Exactly as advertised, a technically excellent  abridged version of Hamlet performed and narrated by one man. I will never understand why so many people consider Hamlet to be Shakespeare's masterpiece, but after seeing it one more time in concentrated form I know why I don't much like it. Hamlet is a dickhead. Also, the plot is ridiculously convoluted and doesn't make much sense (why exactly is Hamlet pretending to be mad?) But mostly, the problem is Hamlet, who has not one redeeming characteristic. His problem isn't that he is "indecisive." It's that he is narcissistic, stupid, and mean. Maybe even sociopathic. Sure he's under a lot of stress, but that doesn't begin to excuse the way he treats Ophelia, and later Laertes. Not to mention the off-hand way he kills more or less everybody else in the cast. Heck, CLAUDIUS shows more remorse than Hamlet. Really, a thoroughly icky family.

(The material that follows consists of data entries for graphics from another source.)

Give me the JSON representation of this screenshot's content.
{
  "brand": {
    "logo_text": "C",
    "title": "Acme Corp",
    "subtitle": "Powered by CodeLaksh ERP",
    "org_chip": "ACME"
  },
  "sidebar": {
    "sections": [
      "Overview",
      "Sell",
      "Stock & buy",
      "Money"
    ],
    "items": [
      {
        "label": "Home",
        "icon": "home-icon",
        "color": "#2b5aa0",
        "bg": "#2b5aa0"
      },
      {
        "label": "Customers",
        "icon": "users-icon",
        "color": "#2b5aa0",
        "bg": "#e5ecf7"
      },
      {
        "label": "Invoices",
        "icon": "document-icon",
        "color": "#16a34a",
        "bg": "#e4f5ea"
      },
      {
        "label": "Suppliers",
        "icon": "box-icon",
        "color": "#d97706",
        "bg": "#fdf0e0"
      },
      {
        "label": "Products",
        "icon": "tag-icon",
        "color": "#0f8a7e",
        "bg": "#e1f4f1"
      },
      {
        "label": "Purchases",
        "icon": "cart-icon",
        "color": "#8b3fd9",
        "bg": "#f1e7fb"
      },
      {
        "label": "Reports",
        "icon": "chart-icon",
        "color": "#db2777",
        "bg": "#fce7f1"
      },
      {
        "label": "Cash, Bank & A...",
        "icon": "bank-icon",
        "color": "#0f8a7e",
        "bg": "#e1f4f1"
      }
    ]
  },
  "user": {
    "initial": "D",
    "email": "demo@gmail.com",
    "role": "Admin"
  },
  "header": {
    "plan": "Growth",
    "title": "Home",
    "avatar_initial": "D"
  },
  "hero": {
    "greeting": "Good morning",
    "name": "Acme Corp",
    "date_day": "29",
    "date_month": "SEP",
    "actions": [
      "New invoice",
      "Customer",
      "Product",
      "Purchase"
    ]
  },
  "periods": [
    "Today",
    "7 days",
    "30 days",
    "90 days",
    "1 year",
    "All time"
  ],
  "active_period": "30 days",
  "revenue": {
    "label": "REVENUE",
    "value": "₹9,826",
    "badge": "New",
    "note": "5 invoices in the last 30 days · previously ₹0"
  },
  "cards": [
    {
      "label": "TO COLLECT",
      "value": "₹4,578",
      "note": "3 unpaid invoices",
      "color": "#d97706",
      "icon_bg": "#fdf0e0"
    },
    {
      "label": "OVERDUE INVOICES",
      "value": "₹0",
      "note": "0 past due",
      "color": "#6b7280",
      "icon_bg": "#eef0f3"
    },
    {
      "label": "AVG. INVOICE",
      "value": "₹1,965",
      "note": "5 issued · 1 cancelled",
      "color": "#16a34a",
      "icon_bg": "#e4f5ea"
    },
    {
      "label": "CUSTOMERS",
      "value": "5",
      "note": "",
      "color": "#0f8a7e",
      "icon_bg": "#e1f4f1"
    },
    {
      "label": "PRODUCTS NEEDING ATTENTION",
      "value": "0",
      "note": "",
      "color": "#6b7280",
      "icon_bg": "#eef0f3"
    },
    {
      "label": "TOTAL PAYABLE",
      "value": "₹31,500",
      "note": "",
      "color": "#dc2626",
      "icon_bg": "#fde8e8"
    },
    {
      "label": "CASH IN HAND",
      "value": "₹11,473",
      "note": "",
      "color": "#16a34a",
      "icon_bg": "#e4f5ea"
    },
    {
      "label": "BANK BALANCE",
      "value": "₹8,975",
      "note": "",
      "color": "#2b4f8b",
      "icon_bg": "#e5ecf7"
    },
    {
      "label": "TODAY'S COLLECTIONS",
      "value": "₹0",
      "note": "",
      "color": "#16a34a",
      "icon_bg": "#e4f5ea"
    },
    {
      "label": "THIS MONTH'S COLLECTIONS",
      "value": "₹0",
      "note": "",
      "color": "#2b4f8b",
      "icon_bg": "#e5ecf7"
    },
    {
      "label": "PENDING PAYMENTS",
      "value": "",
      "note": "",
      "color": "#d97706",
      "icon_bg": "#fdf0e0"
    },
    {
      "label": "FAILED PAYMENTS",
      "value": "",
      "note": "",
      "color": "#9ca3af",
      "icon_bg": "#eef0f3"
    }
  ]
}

I'm glad they're all dead.

ETA: I originally gave this 5 stars, but reduced it to 4 after seeing other solo shows I liked better. Mooney is, as I said originally, technically excellent. But his performance was remote and dispassionate. He was reciting Shakespeare more than acting it. His emotionally flat performance probably contributed to my antipathy towards Hamlet.